La clause est sévère en cas d'incendie ou de destruction de bien immobilier, certes, mais elle ne va pas jusqu'à supprimer l'indemnisation du risque garanti aux conditions particulières, ni à créer un déséquilibre significatif entre les obligations des parties. De même que pour la question de la valeur de reconstruction, les époux X. ne produisent pas d'exemple de décision de justice ou d'avis doctrinal en faveur de leur thèse. Aucune pièce du dossier des époux X. ne laisse percer la volonté de reprendre leur activité de restauration-hôtellerie, soit à la suite d'une reconstruction, soit dans une nouvelle installation. Le premier juge, qui a écarté la demande des époux X., doit être approuvé et le jugement sera confirmé. »
COUR D’APPEL D’AMIENS
PREMIÈRE CHAMBRE CIVILE
ARRÊT DU 30 JANVIER 2024
ÉLÉMENTS D’IDENTIFICATION DE LA DÉCISION (N.B. : mention ne figurant pas sur l’original)

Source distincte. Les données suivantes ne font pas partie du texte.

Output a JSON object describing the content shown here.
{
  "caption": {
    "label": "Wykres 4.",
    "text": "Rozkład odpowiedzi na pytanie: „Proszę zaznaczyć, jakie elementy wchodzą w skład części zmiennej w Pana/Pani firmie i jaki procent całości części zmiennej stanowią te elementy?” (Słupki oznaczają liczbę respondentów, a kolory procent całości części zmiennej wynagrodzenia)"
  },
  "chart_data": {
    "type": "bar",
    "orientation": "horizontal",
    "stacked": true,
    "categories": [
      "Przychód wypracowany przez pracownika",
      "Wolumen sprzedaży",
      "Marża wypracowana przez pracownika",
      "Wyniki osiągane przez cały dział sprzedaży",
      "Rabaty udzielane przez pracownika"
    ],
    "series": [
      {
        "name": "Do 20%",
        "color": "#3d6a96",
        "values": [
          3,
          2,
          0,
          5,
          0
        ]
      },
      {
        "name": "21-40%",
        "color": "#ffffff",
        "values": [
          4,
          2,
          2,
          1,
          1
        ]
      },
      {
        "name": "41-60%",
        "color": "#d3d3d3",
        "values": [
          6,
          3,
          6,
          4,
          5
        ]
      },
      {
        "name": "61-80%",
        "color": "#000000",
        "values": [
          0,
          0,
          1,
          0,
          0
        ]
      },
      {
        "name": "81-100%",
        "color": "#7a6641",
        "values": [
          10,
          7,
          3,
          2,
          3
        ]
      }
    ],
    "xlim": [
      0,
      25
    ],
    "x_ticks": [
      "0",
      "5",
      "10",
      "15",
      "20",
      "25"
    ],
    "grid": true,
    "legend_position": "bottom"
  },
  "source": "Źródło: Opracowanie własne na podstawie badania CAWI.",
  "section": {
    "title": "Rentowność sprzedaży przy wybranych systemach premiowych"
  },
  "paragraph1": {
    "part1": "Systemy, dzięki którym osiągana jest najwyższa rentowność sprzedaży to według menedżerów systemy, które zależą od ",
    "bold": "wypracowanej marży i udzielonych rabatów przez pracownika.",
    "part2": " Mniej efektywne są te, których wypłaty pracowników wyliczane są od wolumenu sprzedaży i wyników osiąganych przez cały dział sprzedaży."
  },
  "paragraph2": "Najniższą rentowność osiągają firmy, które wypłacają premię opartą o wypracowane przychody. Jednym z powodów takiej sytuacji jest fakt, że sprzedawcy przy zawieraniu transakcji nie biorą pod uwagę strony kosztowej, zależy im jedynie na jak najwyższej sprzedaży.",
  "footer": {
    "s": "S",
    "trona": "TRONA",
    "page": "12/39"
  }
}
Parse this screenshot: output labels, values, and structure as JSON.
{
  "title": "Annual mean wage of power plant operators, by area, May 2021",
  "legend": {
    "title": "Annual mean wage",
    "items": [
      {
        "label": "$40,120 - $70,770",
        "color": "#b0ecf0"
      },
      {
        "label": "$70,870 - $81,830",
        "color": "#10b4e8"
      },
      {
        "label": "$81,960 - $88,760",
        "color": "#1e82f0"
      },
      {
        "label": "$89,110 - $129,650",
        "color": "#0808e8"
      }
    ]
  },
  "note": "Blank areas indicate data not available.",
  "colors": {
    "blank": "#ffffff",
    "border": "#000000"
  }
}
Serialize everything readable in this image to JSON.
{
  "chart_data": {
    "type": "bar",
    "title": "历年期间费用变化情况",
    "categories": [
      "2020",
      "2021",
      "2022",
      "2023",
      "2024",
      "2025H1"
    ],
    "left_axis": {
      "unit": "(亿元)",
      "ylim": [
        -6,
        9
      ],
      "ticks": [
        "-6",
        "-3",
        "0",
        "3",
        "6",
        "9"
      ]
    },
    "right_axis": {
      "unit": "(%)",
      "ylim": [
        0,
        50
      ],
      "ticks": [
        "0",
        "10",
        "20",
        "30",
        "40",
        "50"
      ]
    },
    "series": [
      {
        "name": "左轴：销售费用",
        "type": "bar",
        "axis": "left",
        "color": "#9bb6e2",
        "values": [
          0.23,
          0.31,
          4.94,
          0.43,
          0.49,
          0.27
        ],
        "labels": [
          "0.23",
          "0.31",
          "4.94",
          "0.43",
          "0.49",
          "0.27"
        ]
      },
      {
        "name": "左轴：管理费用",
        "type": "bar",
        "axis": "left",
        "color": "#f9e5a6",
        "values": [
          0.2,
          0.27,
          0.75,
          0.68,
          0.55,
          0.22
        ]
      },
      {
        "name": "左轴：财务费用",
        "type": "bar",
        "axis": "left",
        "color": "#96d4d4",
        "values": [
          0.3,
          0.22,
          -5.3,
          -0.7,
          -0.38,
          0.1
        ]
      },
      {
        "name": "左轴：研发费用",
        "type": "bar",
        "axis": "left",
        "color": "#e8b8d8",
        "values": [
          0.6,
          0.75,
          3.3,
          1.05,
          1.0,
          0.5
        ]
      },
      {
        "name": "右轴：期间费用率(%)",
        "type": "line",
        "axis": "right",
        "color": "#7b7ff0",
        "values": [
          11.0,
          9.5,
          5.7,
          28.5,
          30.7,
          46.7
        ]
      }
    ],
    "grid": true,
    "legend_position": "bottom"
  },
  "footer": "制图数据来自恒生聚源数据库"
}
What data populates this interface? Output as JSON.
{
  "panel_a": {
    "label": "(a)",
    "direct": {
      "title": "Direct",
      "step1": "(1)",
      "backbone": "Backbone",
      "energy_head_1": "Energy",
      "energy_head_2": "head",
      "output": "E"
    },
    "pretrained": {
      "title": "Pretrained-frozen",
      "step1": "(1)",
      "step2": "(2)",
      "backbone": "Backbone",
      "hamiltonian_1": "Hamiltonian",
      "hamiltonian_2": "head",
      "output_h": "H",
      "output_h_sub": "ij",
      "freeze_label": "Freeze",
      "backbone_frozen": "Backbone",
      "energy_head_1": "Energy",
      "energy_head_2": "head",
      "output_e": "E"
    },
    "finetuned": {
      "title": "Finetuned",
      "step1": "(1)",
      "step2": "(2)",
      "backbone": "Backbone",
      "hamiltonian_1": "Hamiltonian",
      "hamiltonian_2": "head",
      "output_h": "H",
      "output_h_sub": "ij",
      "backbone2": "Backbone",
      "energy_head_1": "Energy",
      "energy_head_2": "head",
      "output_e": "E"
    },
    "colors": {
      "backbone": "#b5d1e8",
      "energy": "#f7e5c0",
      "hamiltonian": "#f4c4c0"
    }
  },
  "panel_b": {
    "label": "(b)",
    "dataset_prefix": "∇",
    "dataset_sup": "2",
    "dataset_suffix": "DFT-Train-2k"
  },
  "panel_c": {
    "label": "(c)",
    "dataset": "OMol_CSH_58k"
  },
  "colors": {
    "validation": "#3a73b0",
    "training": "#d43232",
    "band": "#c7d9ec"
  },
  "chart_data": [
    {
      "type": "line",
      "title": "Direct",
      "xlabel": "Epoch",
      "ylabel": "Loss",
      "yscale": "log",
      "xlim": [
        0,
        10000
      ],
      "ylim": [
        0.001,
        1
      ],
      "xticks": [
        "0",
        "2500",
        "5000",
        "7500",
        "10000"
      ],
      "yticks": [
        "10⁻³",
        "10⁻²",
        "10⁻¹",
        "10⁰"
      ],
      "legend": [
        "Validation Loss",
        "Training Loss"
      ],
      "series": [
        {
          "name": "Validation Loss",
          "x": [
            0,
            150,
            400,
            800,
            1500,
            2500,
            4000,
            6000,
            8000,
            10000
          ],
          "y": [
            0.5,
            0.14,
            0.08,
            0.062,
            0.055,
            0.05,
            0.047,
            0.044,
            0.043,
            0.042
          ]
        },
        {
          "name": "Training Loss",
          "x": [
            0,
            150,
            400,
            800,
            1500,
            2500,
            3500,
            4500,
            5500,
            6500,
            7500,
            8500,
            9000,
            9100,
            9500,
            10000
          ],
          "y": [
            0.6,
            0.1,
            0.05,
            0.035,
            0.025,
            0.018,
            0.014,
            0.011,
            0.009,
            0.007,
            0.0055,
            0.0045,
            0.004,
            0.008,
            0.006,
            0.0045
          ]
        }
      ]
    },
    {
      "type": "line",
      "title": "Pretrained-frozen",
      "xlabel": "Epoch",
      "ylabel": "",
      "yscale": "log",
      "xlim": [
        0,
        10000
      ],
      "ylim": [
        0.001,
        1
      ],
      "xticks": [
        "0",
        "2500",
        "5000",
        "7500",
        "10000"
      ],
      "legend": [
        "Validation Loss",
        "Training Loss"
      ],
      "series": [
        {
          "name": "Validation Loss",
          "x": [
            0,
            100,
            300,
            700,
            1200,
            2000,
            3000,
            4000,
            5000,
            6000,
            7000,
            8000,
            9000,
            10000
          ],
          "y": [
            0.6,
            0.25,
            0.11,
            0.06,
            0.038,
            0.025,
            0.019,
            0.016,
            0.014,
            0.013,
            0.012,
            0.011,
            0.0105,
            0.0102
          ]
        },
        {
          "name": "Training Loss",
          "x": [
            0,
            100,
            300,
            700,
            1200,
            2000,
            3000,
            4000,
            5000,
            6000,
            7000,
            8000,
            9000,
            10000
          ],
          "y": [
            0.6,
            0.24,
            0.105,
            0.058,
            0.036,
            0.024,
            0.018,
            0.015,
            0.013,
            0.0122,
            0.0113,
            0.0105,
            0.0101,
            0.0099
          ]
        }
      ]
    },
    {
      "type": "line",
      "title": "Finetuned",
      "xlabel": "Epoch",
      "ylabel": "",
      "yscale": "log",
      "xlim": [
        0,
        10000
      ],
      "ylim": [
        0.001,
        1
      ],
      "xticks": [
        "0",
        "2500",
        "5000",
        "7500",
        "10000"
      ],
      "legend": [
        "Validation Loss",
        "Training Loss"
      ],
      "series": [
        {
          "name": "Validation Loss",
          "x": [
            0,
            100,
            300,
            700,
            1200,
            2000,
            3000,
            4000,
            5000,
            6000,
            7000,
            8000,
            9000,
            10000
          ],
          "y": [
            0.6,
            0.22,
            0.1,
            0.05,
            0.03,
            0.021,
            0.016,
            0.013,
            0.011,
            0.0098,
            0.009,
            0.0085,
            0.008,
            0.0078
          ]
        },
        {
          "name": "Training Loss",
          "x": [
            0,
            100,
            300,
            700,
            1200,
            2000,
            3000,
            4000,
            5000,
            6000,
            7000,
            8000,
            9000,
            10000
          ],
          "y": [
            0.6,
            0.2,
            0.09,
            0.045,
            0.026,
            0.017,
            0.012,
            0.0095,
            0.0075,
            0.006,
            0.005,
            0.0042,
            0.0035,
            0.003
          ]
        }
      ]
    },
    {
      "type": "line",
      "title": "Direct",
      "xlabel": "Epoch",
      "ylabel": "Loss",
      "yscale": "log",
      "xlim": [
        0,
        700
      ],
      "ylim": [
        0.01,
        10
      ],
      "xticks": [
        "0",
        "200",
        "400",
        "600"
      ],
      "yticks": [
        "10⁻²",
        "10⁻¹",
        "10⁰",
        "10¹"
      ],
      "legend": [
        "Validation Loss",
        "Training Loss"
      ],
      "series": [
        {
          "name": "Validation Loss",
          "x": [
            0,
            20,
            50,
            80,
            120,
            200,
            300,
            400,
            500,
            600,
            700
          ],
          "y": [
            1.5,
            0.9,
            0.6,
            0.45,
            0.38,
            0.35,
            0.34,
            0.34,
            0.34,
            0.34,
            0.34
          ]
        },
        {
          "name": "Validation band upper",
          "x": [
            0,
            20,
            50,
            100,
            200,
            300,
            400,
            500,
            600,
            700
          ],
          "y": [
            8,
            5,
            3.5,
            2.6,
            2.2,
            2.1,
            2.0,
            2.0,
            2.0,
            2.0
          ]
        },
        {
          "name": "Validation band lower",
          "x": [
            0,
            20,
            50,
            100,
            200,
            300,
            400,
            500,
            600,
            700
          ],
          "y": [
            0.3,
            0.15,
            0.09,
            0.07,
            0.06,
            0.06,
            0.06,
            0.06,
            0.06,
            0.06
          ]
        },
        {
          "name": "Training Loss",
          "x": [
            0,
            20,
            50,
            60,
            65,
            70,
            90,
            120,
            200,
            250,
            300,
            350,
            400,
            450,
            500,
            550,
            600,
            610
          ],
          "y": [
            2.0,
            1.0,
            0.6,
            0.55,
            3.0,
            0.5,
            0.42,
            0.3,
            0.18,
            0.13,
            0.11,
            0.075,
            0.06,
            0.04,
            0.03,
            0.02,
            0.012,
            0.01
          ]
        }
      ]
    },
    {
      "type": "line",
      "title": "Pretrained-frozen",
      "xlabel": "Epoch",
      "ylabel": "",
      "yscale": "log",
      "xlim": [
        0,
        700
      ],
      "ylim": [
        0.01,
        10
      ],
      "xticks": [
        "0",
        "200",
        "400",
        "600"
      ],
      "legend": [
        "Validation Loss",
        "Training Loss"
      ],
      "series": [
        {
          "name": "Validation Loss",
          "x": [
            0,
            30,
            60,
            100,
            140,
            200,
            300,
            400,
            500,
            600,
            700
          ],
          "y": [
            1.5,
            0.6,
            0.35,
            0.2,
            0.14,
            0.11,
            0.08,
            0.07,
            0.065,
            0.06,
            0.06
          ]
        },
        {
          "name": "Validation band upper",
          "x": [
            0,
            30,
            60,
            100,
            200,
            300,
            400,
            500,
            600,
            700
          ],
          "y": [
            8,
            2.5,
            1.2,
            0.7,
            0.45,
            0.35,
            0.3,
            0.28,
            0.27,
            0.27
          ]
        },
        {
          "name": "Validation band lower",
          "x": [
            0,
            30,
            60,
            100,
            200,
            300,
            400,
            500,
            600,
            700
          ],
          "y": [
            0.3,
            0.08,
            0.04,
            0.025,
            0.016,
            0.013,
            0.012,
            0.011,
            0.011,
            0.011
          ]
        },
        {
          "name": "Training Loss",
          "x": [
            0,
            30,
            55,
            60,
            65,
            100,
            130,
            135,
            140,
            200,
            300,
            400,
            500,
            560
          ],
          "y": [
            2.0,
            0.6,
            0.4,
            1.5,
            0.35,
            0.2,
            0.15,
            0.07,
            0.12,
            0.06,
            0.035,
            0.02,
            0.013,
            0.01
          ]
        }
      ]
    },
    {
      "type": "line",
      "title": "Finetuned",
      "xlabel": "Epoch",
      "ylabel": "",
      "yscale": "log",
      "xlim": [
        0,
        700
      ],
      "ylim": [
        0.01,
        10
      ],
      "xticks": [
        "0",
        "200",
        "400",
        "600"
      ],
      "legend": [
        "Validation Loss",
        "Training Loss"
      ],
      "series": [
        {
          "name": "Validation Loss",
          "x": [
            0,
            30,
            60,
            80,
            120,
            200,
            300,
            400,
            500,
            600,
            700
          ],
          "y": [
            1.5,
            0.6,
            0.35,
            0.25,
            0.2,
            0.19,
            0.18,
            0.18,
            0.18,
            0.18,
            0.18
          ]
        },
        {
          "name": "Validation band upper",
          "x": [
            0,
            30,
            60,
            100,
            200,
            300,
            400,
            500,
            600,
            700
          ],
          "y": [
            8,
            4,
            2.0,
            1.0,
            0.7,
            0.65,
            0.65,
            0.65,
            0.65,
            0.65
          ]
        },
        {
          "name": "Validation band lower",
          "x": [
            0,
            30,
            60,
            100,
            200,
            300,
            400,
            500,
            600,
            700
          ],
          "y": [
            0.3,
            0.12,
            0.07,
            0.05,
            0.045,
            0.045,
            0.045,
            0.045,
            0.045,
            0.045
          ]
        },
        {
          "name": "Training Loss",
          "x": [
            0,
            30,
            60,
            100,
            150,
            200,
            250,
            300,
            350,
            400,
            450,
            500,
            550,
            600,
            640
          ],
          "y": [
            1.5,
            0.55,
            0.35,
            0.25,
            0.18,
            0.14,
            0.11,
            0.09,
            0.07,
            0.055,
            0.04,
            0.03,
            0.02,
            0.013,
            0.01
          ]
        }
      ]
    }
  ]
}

R.G. n° 21/04525. N° Portalis DBV4-V-B7F-IG5G. Décision déférée à la cour : JUGEMENT DU TRIBUNAL JUDICIAIRE DE LAON DU QUINZE JUIN DEUX MILLE VINGT ET UN.
PARTIES EN CAUSE :
APPELANTS :
Monsieur X.
né le [Date naissance 3] à [Localité 8], de nationalité Française, [Adresse 2], [Localité 6]
Madame X.
née le [Date naissance 4] à [Localité 8], de nationalité Française, [Adresse 2], [Localité 6]
SARL LE ROND D'ORLÉANS
agissant poursuites et diligences en son représentant légal domicilié en cette qualité audit siège
[Adresse 9], [Localité 1], Représentés par Maître Pascal PERDU, avocat au barreau d'AMIENS
ET :
INTIMÉE :
SA AXA FRANCE IARD
prise en la personne de son représentant légal demeurant au siège en cette qualité, [Adresse 5], [Localité 7], Représentée par Maître Jean François CAHITTE de la SCP COTTIGNIES-CAHITTE-DESMET, avocat au barreau d'AMIENS, Plaidant par Maître Nicole VILMIN, avocat au barreau de NANCY
DÉBATS & DÉLIBÉRÉ : L'affaire est venue à l'audience publique du 28 novembre 2023 devant la cour composée de M. Pascal BRILLET, Président de chambre, M. Vincent ADRIAN et Mme Myriam SEGOND, Conseillers, qui en ont ensuite délibéré conformément à la loi.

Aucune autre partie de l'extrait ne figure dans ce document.